Hoy hace dos años que te aferraste por última vez a respirar como el náufrago que, ya casi sin fuerza, no deja de remar en busca de alguna orilla. Como decía Cortázar,probablemente de todos nuestros sentimientos el único que no es verdaderamente nuestro es la esperanza. La esperanza le pertenece a la vida, es la vida misma defendiéndose. Y tú te defendías. Te defendiste hasta el final, hasta que no había manera, hasta que estabas pálida y rígida y con los ojos asustados y te costaba tanto esfuerzo inhalar y exhalar. Hasta que parecía que ya no habría otro suspiro y de pronto, después de muchos segundos, como una sorpresa cuando los actores de la obra regresan al escenario, volvías a expeler aire.
Hasta ese momento en el que se fueron todos, y te tomé de la mano, y te aseguré que todo iba a estar bien. Que nos cuidaríamos, que jamás te olvidaríamos. Hasta ese momento icónico y de horror en el que los aparatos del hospital marcan hasta cero los indicadores. Diciendo que ya, es el final y un ser humano dejó de estar aquí como lo conocimos para que su energía se vaya a otro lado. Hasta ese momento en que declaran oficialmente: ya no hay más después de esto.
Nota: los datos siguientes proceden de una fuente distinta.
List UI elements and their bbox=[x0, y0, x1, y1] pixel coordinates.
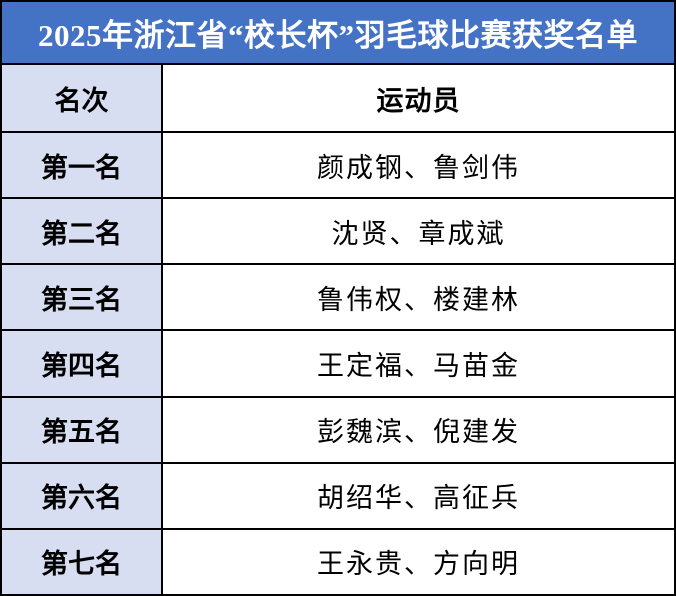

Hoy, hace dos años que te aferraste a tu último respiro, y que esta familia se quedó sin su reina, sin su centro de reunión. Sin los chalecos tejidos, sin la repisa con recuerdos. Sin la insulina en el refrigerador, sin su bata en la ropa sucia.
Respirar, abuela, fue lo último que te vi hacer. Y con ello me quedo, con la esperanza defendiéndose.